Yesterday morning I went to Xiao-Li Meng’s AMS-MAA invited address, entitled “Statistical Paradises and Paradoxes in Big Data.” My stats background is not especially strong, but one of my favorite parts of the Joint Math Meetings is going to talks outside my area that I can actually love and understand. This was one of those. Professor Meng’s introduction set high expectations, and he really delivered in content and style. He was incredibly energetic and funny.

One of Meng’s paradises of big data is “a larger general pipeline”–more people than ever before interested in statistics at all levels, and pursuing statistics academically. Also, better airplane/taxi/party conversations for statisticians, and a current “golden era” for theoretical and methodological foundations.

However, one paradox is that big data may not be as big as it seems, when we consider quality. Most “big data” is not randomly sampled and is correspondingly prone to bias.

Dr. Meng asked us to consider: When is a large non-random sample better than a small random sample, in measurable terms? To answer the question, he presented “A trio identity for Quality, Quantity, and Difficulty,” an simple statistical identity relating measures of the quality and quantity of data.

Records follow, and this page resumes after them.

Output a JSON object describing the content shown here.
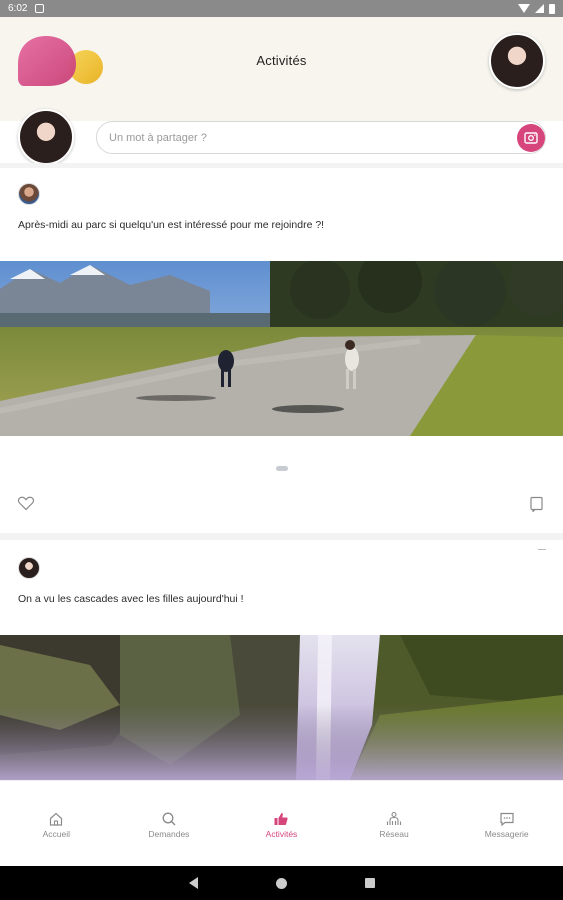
{
  "status_bar": {
    "time": "6:02"
  },
  "header": {
    "title": "Activités"
  },
  "composer": {
    "placeholder": "Un mot à partager ?"
  },
  "posts": [
    {
      "text": "Après-midi au parc si quelqu'un est intéressé pour me rejoindre ?!"
    },
    {
      "text": "On a vu les cascades avec les filles aujourd'hui !"
    }
  ],
  "bottom_nav": {
    "items": [
      {
        "label": "Accueil",
        "icon": "home-icon"
      },
      {
        "label": "Demandes",
        "icon": "search-icon"
      },
      {
        "label": "Activités",
        "icon": "thumbs-up-icon",
        "active": true
      },
      {
        "label": "Réseau",
        "icon": "network-icon"
      },
      {
        "label": "Messagerie",
        "icon": "chat-icon"
      }
    ]
  },
  "colors": {
    "accent": "#d6457b",
    "header_bg": "#f7f5ee",
    "logo_yellow": "#f0c237"
  }
}
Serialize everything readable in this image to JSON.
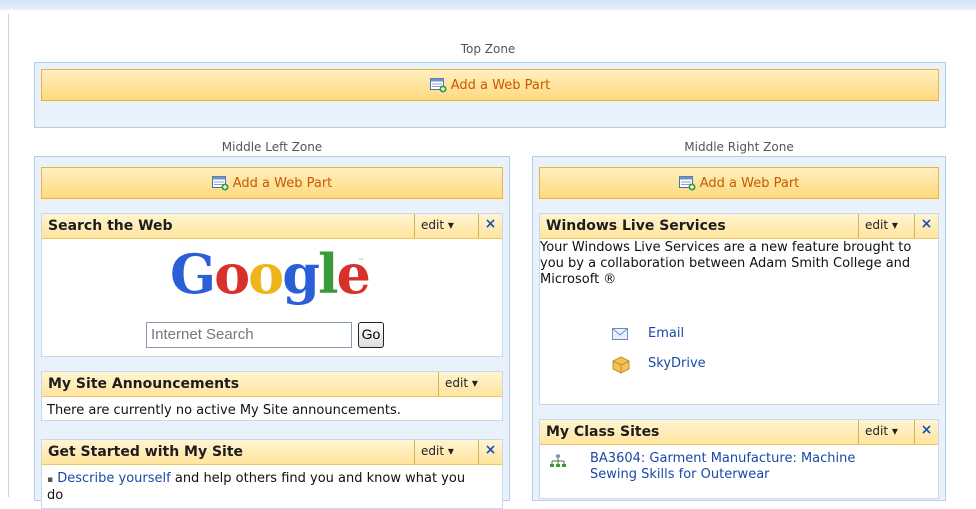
{
  "zones": {
    "top": {
      "label": "Top Zone",
      "add_label": "Add a Web Part"
    },
    "middle_left": {
      "label": "Middle Left Zone",
      "add_label": "Add a Web Part"
    },
    "middle_right": {
      "label": "Middle Right Zone",
      "add_label": "Add a Web Part"
    }
  },
  "search_web": {
    "title": "Search the Web",
    "edit_label": "edit ▾",
    "close_label": "×",
    "logo": [
      "G",
      "o",
      "o",
      "g",
      "l",
      "e"
    ],
    "logo_tm": "™",
    "search_placeholder": "Internet Search",
    "go_label": "Go"
  },
  "announcements": {
    "title": "My Site Announcements",
    "edit_label": "edit ▾",
    "text": "There are currently no active My Site announcements."
  },
  "get_started": {
    "title": "Get Started with My Site",
    "edit_label": "edit ▾",
    "close_label": "×",
    "bullet": "▪",
    "link_text": "Describe yourself",
    "rest_text": " and help others find you and know what you do"
  },
  "windows_live": {
    "title": "Windows Live Services",
    "edit_label": "edit ▾",
    "close_label": "×",
    "description": "Your Windows Live Services are a new feature brought to you by a collaboration between Adam Smith College and Microsoft ®",
    "services": [
      {
        "label": "Email",
        "icon": "envelope-icon"
      },
      {
        "label": "SkyDrive",
        "icon": "package-icon"
      }
    ]
  },
  "class_sites": {
    "title": "My Class Sites",
    "edit_label": "edit ▾",
    "close_label": "×",
    "items": [
      {
        "line1": "BA3604: Garment Manufacture: Machine",
        "line2": "Sewing Skills for Outerwear"
      }
    ]
  },
  "colors": {
    "add_bar_text": "#c45b00",
    "close_x": "#1a53b5",
    "link": "#1949a8"
  }
}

The gist: To minimize error, one can increase quantity (proportion of total population sampled) or increase quality (randomness of sample). To see the true value of a data set, it is possible to compute the effective sample size—the estimated size of a randomly sampled data set that would give the same error as the large, non-randomly sampled set. To illustrate, Meng considered a hypothetical survey of 160 million people (half of the US population), non-randomly sampled. For particular parameters, he computed an effective sample size of 400. Wow.

People use statistics to make decisions. We may want to answer the question “What choice is most likely to result in a good outcome for people like me?” Dr. Meng pointed out that the apparent answer may depend on what “like me” means. Reference population and level of resolution matter. Simpson’s paradox may even apply—what appears to be the best choice when we consider the entire population may appear to be the worse choice for both two partitioning subsets of the population. Meng used a 1986 study by C. R. Charig, D. R. Webb, S. R. Payne, J. E. Wickham on kidney stone pain treatments to illustrate. The following percentages of people found the given treatments effective:

Treatment A Treatment B

273/350: 78% 289/350: 83%

Broken down by size of stone:

. Treatment A Treatment B

Large Stone 81/87: 93% 234/270: 87%

Small Stone 192/263: 72% 55/80: 69%

Treatment B appears to be more effective for the population as a whole, but treatment A appears to be more effective for both people with large stones and people with small stones. Argh. Which one is more effective? How do we choose?

As always when I go to statistics talks, one of my major take-aways is that I need to think way more carefully about statistics. And go to more statistics talks.

Also, Meng has an awesome section on rejection on his website, including a link to this interesting essay on rejection, a topic near to my heart.